La colección de arte contemporáneo del Vaticano se inauguró el 23 de junio de 1973 y reúne pinturas y esculturas donadas por artistas, coleccionistas y entidades privadas y públicas. El 7 de mayo de 1964, en la Capilla Sixtina del Vaticano, Pablo VI se reunió con el mundo del arte. Allí, donde en el Renacimiento la Iglesia más mundana y el arte más avanzado produjeron esos dos prodigios que son las estancias de Rafael y la Capilla Sixtina, el pontífice mostró su deseo de que se hiciera visible la relación entre religión y arte en el arte contemporáneo.
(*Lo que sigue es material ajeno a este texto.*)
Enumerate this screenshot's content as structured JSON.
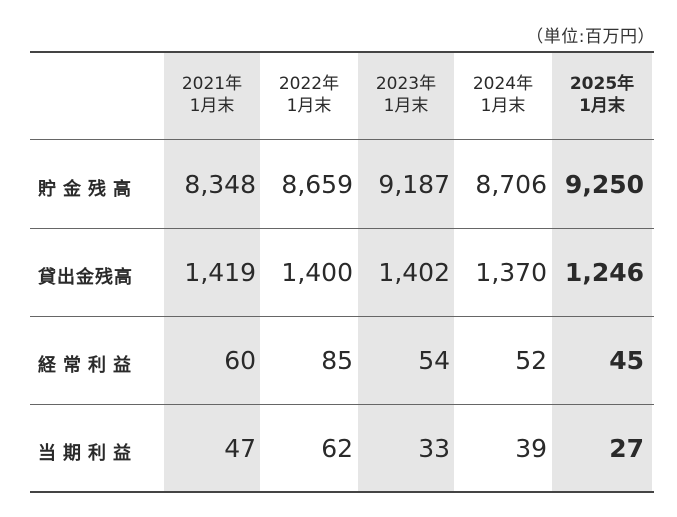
{
  "unit_note": "（単位:百万円）",
  "columns": [
    {
      "year": "2021年",
      "month": "1月末"
    },
    {
      "year": "2022年",
      "month": "1月末"
    },
    {
      "year": "2023年",
      "month": "1月末"
    },
    {
      "year": "2024年",
      "month": "1月末"
    },
    {
      "year": "2025年",
      "month": "1月末"
    }
  ],
  "rows": [
    {
      "label": "貯金残高",
      "values": [
        "8,348",
        "8,659",
        "9,187",
        "8,706",
        "9,250"
      ]
    },
    {
      "label": "貸出金残高",
      "values": [
        "1,419",
        "1,400",
        "1,402",
        "1,370",
        "1,246"
      ]
    },
    {
      "label": "経常利益",
      "values": [
        "60",
        "85",
        "54",
        "52",
        "45"
      ]
    },
    {
      "label": "当期利益",
      "values": [
        "47",
        "62",
        "33",
        "39",
        "27"
      ]
    }
  ],
  "colors": {
    "shade": "#e6e6e6",
    "rule": "#444444",
    "text": "#2a2a2a"
  }
}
El secretario personal de Pablo VI, Pasquale Macchi, dirigió el proyecto durante casi diez años, y en la actualidad la colección cuenta con casi ocho mil obras.

Cuando visité la colección de arte religioso contemporáneo del Vaticano, me sorprendió y atrajo una obra, en la que San Cristóbal lleva sobre sus espaldas al niño Jesús para ayudarlo a cruzar la orilla. Es una obra extraña, con una luminosidad deslumbrante, desmaterializada, celestial, divina. El paisaje recuerda a Patinir, y no pude asociar esa obra con ningún pintor que conociese. Leí su título y la sorpresa aumentó: el autor es nada menos que Otto Dix, figura cumbre del expresionismo alemán, un crítico feroz del ambiente berlinés con sus militares, capitalistas, borrachos y prostitutas. Parece que Dix, desencantado, se refugió en la religión en sus últimos años, y que pintó cuadros que no suelen conocerse ni exponerse, crucifixiones y eccehomos. Después pensé que no era tan extraño: el Otto Dix joven es un moralista que se escandaliza ante la degradación de su época y la brutalidad de su sociedad. No hubiese pintado esos cuadros desolados de haber sido un indiferente o un cínico. No podía aceptar la injusticia de su sociedad, que le producía náuseas. No es tan extraño, pues, que de vuelta de todo, tras el fracaso de todas las ideologías, el moralista Dix buscase refugio en la religión que configura, de forma mayoritaria, la religiosidad occidental: el cristianismo. Allí, impertérrito, impávido, el símbolo central de Occidente, el Crucificado, espera a que pasen los cadáveres de sus enemigos y entierra a todos sus detractores y sustitutos. Para él, que le dirijan la mirada es sólo cuestión de tiempo, y de que el desengaño entierre las quimeras y utopías de la juventud.